ヒウンへと戻ってきたボク達は、ダークストーンの手掛かりを探してあれこれと資料を引っ張り出して読んでいた。

しかし見付かるものといえば、どれも微妙で曖昧で同じような文章ばかり。


アデクさんもボクも本を好む性格じゃないから、30分資料を漁れたら良いくらいだ。

それで、1日の大半はアデクさんの心当たりである英雄『縁の地』って場所に行ってみたり、アーテルやゼクロムが話してくれた歴史をアデクさんに話したりしている。


結果は、何も無い。全く。嫌ってくらいに。




そんな中、ボクのライブキャスターから着信音が鳴り響いたのは、丁度アデクさんともう一度古代の城へ赴いた時だった。

『フォリアッ! フォリアッ! フォリアッ! 聞こえてるッ!?』

通話を開始した途端、画面一杯にアララギ博士(娘の方)の顔が現れ、それに負けないような大声がスピーカーから飛び出してきた。

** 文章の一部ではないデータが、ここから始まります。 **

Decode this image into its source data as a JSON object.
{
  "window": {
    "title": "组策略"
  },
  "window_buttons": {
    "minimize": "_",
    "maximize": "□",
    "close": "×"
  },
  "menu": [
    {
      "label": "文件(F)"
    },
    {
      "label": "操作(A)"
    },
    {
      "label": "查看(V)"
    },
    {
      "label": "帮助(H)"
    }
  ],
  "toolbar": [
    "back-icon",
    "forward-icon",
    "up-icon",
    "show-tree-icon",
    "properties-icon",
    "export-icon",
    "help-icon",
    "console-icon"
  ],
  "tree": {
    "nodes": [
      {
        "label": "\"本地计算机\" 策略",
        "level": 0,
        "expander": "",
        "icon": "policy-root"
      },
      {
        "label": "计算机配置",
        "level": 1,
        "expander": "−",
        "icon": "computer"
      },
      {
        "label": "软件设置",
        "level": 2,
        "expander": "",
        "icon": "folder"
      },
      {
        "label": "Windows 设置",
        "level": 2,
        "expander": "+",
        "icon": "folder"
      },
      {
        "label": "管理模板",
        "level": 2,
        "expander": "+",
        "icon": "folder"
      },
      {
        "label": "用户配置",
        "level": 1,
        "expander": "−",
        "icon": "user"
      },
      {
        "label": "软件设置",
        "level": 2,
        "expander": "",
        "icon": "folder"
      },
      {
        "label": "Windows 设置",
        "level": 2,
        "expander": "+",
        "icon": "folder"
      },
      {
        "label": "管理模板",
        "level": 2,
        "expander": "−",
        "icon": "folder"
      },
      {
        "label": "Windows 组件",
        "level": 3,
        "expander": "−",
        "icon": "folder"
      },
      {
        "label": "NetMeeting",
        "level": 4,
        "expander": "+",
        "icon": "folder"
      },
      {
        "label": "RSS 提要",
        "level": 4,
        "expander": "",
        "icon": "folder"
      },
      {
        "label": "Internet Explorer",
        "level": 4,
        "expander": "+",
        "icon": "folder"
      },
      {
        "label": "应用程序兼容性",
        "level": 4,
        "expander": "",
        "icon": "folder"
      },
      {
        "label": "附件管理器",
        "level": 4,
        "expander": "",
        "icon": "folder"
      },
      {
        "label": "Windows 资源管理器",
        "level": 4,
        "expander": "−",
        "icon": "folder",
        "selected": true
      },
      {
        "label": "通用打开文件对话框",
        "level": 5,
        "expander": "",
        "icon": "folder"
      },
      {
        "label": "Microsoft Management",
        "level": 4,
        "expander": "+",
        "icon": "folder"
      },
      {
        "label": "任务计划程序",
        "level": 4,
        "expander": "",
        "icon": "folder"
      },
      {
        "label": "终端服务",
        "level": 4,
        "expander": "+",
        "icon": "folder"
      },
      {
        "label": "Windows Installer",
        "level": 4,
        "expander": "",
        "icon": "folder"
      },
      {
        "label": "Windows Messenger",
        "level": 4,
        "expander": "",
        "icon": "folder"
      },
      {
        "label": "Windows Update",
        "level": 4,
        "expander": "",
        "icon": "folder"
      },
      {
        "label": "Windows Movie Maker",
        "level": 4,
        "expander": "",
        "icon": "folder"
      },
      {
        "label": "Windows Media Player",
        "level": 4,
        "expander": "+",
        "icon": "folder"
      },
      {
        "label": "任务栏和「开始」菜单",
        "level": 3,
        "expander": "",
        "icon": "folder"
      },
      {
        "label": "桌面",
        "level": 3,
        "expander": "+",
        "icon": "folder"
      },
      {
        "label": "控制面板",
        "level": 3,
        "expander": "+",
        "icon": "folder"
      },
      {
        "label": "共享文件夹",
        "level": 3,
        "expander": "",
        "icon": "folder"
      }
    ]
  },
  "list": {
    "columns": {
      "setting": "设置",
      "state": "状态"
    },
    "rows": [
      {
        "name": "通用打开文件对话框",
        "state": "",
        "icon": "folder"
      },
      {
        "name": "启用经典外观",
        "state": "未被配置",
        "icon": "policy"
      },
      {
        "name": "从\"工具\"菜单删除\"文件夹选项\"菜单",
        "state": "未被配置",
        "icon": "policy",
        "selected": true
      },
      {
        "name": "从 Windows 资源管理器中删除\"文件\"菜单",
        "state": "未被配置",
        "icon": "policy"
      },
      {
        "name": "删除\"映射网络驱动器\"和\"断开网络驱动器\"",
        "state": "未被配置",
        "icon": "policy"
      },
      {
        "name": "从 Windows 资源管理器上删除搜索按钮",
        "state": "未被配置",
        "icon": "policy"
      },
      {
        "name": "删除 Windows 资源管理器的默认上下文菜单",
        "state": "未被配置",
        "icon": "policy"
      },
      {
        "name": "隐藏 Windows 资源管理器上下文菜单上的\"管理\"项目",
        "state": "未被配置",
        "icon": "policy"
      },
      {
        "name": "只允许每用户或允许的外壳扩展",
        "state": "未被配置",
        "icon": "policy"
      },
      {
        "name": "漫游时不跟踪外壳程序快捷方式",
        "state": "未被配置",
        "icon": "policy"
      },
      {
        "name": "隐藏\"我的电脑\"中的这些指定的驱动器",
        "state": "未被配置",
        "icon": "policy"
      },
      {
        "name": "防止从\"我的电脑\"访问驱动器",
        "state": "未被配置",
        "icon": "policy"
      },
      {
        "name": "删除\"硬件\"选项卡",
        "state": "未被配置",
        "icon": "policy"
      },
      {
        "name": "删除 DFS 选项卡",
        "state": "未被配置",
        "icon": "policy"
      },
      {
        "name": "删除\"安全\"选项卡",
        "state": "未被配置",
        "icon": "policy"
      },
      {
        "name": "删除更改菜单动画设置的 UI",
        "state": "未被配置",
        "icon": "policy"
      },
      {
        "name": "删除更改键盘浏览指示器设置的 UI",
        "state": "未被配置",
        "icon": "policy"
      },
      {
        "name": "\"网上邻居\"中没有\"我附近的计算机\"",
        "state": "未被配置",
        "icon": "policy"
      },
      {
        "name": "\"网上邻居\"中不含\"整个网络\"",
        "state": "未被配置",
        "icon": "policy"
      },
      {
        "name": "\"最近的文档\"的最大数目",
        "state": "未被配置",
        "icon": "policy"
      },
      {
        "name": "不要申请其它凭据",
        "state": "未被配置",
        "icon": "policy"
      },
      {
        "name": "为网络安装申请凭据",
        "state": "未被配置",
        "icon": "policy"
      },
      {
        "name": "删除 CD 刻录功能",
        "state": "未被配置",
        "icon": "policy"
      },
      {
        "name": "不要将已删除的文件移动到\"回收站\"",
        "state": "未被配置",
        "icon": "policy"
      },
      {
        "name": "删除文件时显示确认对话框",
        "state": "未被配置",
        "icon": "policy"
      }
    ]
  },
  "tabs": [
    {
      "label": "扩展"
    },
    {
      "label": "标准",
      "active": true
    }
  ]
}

「アララギ博士…そんなに興奮してどうしたんですか?」

そんな博士の勢いに気圧されながらも、通話は続く。

『フォリアッ! 大変よ! マジ大変1000%よッ! どれくらい大変かっていうと、タブンネが廃人達に無双するくらいに大変なのよッ!』

「意味が半分以上分からないんで、落ち着いてくだ……」

『いい? 今すぐシッポウ博物館に来るのよ!? 今よ? 今だからね? 今すぐ来なさいッ!』

「命令形な上にフルシカト!? ちょ…アラ……!」



ブツ。


通話切られた。


「オーノーッ!」

【何故に横文字!?】

「こんな気持ちだったから」

ブリッツのツッコミに答えていると、アデクさんが小指を耳に突っ込んで唸り声を上げる。

「…アララギの娘め、ここまで声が聞こえておったぞ。
さて、シッポウ博物館に来るように言われたが、あの慌て振りから見ると、相当重要な事らしいな…」

「ですよね。あんなに興奮した博士は見た事が無いです」

「…よし、では早速シッポウシティへと向かうとするか」

「そうですね」






















シッポウシティまでは自転車で行く事にした。

以前、育て屋爺さん(祖父)に貰った超小型折り畳み式自転車があるのを思い出したので、それを使う事にしたのだ。

そうなると、アデクさんはどうやって移動するのかが心配になる。


しかし、そんなボクの心配は無用だった。